By Colin Rosemont
One of the most exciting and energetic surveys of contemporary Indigenous art finds its home this summer at the National Gallery of Canada (NGC) in Ottawa. The exhibit, Sakahàn: International Indigenous Art, will be on display from May 17, 2013 until September 2, 2013 and claims to be the largest-ever global survey of contemporary Indigenous art. Sakahàn features over 150 pieces of art by more than 80 self-identified Indigenous artists hailing from 16 countries and 6 continents. “This is a breathtaking exhibition, the largest in our 130 year history,” said Marc Mayer, National Gallery of Canada director and CEO, speaking at a press preview on May 15. “It is hard to beat when it comes to scale. We have been working on it for four years.”
With mediums of painting, video, sculpture, print, drawing, performance art, and mural filling exhibition spaces and flowing out into public spaces both inside and outside of the gallery, the artworks enter into a dialogue with each other and the increasingly globalized world around them, addressing questions of identity, self-representation, and art through a multitude of cultural lenses. Greg Hill, Sakahàn’s co-curator and NGC’s Audain Curator of Indigenous Art, says of the exhibit, “You come here with your ideas about what contemporary Indigenous art is and what you leave with is what contemporary Indigenous art can be.”
Sakahàn, meaning “to light [a fire]” in the language of the Algonquin peoples, really does seem to ignite the passion and inspiration found in both traditional and personal narratives from cultures and artists around the world, funneled into shared spaces filled with artwork and intention. The exhibit calls to the fore notions of discovery and reflection as visitors encounter the art—the art that blends aspects of the spiritual, sensational, and everyday that accompany the rich expanses of their cultural heritage.

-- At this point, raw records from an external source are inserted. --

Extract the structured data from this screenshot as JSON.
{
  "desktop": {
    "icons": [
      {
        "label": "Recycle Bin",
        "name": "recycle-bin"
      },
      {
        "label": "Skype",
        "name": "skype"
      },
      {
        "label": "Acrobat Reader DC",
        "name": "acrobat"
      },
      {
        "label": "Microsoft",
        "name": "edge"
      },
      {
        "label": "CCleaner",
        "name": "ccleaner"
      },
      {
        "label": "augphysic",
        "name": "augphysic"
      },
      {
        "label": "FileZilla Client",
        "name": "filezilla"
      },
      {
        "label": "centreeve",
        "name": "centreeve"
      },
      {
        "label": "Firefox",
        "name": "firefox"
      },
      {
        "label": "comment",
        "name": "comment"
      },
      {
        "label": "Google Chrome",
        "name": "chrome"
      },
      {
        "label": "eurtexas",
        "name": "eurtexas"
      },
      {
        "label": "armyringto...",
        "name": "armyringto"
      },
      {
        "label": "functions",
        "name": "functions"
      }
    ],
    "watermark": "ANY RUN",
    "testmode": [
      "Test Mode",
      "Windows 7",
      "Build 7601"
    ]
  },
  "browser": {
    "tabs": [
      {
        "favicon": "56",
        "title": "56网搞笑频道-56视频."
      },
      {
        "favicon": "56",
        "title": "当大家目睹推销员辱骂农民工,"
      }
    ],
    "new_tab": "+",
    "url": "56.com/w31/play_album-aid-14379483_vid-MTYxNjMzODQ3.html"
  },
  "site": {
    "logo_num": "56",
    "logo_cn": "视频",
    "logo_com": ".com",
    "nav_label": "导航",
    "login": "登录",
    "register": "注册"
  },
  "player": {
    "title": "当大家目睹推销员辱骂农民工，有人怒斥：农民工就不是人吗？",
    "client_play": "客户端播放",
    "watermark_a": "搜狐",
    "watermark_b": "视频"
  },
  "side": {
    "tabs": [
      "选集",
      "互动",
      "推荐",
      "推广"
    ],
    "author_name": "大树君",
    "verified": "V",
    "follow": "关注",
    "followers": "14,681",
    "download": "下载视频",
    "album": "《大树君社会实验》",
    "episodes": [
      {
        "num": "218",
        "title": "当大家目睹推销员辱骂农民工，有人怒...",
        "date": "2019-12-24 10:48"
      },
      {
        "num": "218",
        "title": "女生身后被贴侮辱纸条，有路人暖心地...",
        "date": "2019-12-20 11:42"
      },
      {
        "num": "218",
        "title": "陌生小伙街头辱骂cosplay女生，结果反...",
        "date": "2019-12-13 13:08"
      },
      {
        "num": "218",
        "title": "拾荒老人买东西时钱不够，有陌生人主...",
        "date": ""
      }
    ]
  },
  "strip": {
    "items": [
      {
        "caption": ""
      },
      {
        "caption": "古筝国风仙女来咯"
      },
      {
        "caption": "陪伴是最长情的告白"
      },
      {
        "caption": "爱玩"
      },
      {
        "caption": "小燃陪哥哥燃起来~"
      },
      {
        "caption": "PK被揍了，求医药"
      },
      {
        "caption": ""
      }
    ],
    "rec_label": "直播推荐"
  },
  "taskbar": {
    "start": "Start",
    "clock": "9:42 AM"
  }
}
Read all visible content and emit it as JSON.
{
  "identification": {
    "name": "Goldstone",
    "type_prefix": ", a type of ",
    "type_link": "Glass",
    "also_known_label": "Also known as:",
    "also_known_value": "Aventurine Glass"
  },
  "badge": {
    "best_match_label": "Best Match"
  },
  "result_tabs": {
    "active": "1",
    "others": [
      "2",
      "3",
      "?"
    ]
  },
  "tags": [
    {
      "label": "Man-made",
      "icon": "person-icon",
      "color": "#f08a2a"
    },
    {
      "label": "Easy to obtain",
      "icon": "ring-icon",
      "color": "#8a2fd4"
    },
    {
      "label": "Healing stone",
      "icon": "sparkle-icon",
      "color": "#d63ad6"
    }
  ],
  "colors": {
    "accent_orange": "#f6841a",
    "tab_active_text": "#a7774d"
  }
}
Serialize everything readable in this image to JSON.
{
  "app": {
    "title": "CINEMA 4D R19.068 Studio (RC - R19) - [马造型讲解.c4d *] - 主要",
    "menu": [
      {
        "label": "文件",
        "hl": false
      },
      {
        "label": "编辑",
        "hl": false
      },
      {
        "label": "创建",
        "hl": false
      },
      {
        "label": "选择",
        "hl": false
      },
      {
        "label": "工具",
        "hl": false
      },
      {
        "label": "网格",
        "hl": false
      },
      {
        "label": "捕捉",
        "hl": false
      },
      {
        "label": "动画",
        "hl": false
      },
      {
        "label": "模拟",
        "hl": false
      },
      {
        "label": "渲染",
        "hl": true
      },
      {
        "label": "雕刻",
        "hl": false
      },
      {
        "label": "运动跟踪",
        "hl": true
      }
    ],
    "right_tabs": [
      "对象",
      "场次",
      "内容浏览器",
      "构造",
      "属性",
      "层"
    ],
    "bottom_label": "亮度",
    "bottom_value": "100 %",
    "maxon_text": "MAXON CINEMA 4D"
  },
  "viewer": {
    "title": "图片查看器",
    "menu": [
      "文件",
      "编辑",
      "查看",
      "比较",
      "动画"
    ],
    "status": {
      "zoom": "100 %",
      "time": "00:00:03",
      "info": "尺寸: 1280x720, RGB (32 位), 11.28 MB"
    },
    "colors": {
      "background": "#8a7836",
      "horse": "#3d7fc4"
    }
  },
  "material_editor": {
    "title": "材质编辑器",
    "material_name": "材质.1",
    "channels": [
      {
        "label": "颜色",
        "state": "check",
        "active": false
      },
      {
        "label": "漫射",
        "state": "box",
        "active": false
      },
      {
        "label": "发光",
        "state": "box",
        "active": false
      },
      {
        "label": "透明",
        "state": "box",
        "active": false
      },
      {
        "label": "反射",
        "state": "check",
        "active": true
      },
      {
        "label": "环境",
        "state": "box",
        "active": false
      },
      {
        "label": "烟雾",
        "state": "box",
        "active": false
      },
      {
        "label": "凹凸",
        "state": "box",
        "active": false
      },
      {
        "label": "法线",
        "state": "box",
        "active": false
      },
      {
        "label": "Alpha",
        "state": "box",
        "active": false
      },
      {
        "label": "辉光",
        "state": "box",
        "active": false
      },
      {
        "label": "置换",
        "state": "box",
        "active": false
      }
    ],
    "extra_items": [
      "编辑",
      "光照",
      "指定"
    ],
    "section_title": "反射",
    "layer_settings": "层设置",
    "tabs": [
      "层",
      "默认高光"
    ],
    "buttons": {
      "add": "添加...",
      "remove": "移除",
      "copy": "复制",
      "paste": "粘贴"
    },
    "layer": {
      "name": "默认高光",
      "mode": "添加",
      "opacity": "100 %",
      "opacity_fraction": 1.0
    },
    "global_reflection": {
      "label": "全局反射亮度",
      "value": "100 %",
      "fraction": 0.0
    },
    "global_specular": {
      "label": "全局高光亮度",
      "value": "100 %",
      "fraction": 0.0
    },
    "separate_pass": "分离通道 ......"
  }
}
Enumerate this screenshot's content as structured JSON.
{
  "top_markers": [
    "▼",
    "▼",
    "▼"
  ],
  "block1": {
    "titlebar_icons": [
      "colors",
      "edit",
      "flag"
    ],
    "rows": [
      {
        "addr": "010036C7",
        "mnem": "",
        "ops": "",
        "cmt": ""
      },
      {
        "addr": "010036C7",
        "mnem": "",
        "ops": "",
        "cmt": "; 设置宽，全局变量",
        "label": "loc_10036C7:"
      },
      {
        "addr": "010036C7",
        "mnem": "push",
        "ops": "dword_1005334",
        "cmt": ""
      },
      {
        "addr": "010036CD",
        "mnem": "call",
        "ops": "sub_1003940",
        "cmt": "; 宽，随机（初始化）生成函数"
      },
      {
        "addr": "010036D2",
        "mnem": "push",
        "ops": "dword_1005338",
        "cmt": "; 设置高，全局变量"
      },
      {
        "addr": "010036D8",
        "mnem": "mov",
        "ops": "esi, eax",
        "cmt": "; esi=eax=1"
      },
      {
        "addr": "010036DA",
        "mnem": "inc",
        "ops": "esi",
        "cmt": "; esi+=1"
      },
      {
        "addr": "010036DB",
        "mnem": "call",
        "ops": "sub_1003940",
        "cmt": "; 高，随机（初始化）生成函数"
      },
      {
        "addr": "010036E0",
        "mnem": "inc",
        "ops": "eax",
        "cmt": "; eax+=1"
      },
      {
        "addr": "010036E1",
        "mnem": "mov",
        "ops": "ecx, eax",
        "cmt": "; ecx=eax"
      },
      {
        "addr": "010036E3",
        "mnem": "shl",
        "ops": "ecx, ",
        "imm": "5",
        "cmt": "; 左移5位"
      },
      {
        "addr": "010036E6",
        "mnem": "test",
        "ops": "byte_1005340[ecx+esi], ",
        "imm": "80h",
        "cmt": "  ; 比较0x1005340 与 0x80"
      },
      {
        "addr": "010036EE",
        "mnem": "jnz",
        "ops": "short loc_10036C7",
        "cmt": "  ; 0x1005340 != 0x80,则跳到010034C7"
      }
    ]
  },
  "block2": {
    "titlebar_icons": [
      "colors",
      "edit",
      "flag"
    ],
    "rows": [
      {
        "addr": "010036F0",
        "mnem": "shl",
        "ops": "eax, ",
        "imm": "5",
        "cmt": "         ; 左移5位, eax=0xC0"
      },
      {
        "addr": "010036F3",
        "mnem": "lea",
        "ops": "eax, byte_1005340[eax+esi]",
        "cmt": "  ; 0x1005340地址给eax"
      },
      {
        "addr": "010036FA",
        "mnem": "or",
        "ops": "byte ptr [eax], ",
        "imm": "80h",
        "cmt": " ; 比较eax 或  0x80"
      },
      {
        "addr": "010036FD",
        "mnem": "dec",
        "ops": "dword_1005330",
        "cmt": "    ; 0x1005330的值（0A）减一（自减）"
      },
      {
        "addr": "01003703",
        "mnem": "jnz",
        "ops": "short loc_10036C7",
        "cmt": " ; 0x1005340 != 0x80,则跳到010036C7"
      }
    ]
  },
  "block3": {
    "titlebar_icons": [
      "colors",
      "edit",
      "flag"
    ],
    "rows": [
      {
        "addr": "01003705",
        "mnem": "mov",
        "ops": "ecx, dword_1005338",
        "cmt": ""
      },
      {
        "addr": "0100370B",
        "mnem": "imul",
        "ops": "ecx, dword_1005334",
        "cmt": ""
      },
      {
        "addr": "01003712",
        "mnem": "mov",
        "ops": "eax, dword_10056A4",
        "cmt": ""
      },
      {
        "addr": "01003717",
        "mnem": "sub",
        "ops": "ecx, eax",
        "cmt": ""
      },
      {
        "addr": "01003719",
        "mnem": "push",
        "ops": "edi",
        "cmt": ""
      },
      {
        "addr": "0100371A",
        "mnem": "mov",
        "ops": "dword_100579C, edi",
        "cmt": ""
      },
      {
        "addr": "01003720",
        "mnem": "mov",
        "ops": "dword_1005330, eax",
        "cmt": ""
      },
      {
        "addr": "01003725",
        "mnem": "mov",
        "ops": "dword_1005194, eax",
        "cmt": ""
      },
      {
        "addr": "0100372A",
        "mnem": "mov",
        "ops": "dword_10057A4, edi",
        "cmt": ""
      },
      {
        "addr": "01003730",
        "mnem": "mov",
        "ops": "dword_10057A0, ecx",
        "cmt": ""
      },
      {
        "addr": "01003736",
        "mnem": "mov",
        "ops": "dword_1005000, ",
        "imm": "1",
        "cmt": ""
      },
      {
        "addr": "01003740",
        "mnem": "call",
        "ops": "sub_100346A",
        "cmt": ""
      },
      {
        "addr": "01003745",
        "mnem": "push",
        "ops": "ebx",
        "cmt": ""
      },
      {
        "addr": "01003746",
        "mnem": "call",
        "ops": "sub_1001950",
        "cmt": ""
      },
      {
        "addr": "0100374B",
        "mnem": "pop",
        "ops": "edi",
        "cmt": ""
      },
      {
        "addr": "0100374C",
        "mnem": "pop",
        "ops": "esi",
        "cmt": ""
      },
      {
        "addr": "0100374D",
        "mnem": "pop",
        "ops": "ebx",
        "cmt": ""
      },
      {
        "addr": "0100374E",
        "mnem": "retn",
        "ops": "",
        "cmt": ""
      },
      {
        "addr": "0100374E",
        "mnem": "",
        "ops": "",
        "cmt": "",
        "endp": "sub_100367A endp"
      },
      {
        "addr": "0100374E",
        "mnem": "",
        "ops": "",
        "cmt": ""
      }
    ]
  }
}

Vernon Ah Kee, a Kuku Yalandji, Waanji and Yidinji Australian Aboriginal Artist notes, “I have a feeling that when people come to see this show there is going to be a lot on offer that they are not familiar with. There’s probably things they are uncomfortable with—things that they have never seen before. And for me I find that all interesting and a little exciting. But for a general audience…just visually there is a feast here.” Of Ah Kee’s work, Ottawa citizen Peter Simpson writes, “Ten vividly coloured surfboards hang from the ceiling like a forest of electric Fiberglas. A video in the next room, with two duller surfboards, speaks further to the conflict of aboriginal and colonist cultures. On the backs of the right surfboards are portraits by Ah Kee of aboriginal people, and on the wall are slogans with double meanings. One says “Hang Ten,” a surfing term and an allusion to 10 executed aboriginals. It’s an indictment painted on the tools of western recreation.” Simpson continues recounting the exhibit: “It’s almost impossible to imagine how any person could go through this exhibition and not come out with a profoundly changed view of what is “indigenous art” in the world today, and, by extension, what are indigenous people.”
There is hope and intention that the artworks will enter into a conversation amongst themselves and that, through their interaction with the art, visitors will be transformed into thinking in new ways and considering different relationships between contemporary indigeneity and art. As Native Anishinaabe and Haida Artists Larissa Healey and Corey Bulpitt express, “Even as an artist coming in and seeing other pieces, I’ve never felt so much emotion. Yea I’ve been blown away. Its not exhausting. You come and you walk away stimulated to keep going.”
With artists like Teresa Margolles exhibiting pieces with traditional Mayan embroidery on fabric carrying the stains from the body of a murdered woman in Guatemala City to artists like Marie Watt who says her work “explores human stories and rituals implicit in everyday objects”, Sakahàn opens a space to hear and tell stories of contested histories and futures in the making.